Коррупция властных структур (43,5%)

Химическое и радиационное заражение воды, воздуха, продуктов (41,0%)

Полное беззаконие (39,4%)

Ядерная война (32,9%)

Распространение ядерного оружия (31,5%)

Терроризм (31,3%)

Главная беда для литовцев — опасность массовых эпидемий, распространения СПИДа и других смертельных болезней. Живя в мире глобальной экономики и всевозрастающих связей между странами и континентами, ни одна страна не может застраховаться от того, чтобы назавтра не оказаться в эпидемиологической ситуации. Тем более это вызывает опасения у нации, чье население составляет 3,8 млн. человек, живущей в окружении стран (Россия, особенно ближайший к Литве Калининградский район, Белоруссия и Украина), которые находятся на грани крупномасштабной вспышки ВИЧ-инфекции, которая еще не встречалась ни в одном регионе мира, включая США и Африку.(23) С точки зрения литовских респондентов опасность распространения смертельных болезней и эпидемий представляет большую угрозу для нации, чем экономический кризис. В этом тоже проявляется своеобразие литовского менталитета, особое национальное самосознание.

При сравнении массовых страхов в Литве, России и на Украине бросается в глаза то, что интенсивность массовых страхов в Литве значительно ниже, чем на Украине и в России. Очень резкий разрыв. Уровень страхов в Литве по всем показателям, кроме одного (преобладание иммигрантов, которые не хотят или не способны освоить их культуру, язык и образ жизни), ниже, чем на Украине, и по большинству показателей ниже, чем в России. Прежде всего стоит сопоставить данные по Литве с данными по российским регионам за 1996 год: для северо-западных регионов страны вообще не характерно обостренное катастрофичное восприятие жизни, паническое состояние, скорее это свойственно Южной части и Центру.

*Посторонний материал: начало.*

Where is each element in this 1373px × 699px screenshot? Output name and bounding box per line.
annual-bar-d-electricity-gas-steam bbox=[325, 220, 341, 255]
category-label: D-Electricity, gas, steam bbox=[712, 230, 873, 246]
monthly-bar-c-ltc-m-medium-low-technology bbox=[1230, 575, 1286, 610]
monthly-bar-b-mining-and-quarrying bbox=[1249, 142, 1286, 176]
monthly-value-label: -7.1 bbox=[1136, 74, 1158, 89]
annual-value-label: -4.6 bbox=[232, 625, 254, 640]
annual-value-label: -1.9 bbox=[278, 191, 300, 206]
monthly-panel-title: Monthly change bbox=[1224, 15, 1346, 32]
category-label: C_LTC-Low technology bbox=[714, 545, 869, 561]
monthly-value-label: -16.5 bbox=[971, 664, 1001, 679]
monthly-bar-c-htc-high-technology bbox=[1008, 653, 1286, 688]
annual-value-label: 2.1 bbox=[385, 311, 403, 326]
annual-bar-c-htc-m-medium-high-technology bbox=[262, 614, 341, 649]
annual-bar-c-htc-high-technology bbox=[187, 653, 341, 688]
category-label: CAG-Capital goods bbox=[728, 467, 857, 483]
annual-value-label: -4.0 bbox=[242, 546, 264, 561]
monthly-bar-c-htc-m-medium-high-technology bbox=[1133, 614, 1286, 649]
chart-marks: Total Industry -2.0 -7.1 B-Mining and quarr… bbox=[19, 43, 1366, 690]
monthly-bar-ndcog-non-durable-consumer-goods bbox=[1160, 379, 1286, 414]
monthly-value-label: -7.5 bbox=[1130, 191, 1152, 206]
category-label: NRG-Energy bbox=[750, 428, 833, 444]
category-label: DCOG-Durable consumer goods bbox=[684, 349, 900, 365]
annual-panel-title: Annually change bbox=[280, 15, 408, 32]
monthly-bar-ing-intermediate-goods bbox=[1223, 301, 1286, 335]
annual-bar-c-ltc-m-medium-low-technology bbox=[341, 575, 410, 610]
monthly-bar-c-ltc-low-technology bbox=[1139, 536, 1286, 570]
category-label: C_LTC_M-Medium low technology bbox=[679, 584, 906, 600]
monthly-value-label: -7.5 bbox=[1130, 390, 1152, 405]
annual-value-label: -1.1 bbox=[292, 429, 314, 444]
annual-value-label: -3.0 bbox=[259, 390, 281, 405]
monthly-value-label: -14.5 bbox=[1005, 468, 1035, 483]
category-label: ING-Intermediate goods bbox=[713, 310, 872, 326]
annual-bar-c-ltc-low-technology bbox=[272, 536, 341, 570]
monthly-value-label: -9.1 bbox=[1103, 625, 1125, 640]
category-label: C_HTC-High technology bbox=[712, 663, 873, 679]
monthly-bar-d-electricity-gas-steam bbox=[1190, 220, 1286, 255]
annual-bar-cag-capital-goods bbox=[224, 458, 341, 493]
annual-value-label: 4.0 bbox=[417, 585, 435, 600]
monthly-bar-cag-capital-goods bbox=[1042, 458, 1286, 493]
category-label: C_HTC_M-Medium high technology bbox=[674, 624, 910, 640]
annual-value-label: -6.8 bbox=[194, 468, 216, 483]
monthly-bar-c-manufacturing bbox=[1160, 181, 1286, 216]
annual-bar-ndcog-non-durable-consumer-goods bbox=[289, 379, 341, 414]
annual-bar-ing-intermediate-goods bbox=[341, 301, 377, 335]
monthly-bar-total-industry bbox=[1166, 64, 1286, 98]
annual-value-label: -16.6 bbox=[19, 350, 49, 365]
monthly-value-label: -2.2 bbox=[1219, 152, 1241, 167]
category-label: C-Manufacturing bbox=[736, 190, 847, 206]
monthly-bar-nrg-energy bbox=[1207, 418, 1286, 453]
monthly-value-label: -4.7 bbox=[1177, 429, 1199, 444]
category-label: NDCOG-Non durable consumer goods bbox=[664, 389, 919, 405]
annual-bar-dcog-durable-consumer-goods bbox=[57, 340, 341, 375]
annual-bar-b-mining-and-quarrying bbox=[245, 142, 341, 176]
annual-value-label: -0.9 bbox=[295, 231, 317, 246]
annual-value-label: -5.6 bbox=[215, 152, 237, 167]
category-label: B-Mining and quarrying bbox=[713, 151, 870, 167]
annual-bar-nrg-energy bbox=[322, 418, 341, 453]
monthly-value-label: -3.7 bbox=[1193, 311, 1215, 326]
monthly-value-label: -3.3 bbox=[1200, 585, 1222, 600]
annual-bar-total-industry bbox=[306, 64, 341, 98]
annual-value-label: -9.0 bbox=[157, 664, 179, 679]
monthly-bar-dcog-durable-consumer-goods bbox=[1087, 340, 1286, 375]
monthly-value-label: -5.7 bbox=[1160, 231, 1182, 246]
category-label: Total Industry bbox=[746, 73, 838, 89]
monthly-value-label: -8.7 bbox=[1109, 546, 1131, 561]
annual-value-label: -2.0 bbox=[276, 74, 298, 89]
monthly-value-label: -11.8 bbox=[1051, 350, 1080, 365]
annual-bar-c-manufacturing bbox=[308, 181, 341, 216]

Сравнительно низким уровнем страха Литва обязана, с нашей точки зрения, и некоторым другим причинам. Не все успели уничтожить в Литве за годы советской власти. И, прежде всего, стремление маленького народа с большой историей сохранить свою самобытность и независимость. В Литве, самой обособленной советской республике, сохранилась мораль, которая опиралась на традиционно сильную католическую веру. Католическая церковь оказывала и оказывает сильное влияние на общественно-политическую жизнь страны и в советский период и сейчас, она стала тем самым сплачивающим фактором в противостоянии русским оккупантам.

Нельзя не отметить и тот факт, что последствия развала СССР для Литвы, бывшей одной из самых богатых советских республик, были значительно менее катастрофичны, чем для Украины и России. В отличие от Латвии и Эстонии Литва, за годы пребывания в составе СССР, не потеряла, а приобрела территории: ей был возвращен Вильнюсский край и передан Клайпедский (Мемельский) край. После выхода из СССР Литве остались Игналинская АЭС, обеспечивающая сейчас более 80% потребностей страны в электроэнергии, построенная на средства единого союзного бюджета. В распаде СССР, а затем в налаживании отношений между постсоветскими государствами и Россией именно Литве принадлежала особая роль. Она первой из бывших союзных республик провозгласила свою независимость. Вильнюс быстрее и безболезненнее других урегулировал политико-правовой статус русскоязычного населения. Другая особенность положения Литвы заключается в том, что сегодня она граничит не с материковой Россией, от которой ее отделяют Латвия и Белоруссия, а с калининградским анклавом. Российское восприятие Литвы определяется прежде всего такой геополитической реальностью, как расположение Калининградской области. Литва всегда будет оставаться для России проблемной зоной, с которой необходимо поддерживать добрососедские отношения. (19)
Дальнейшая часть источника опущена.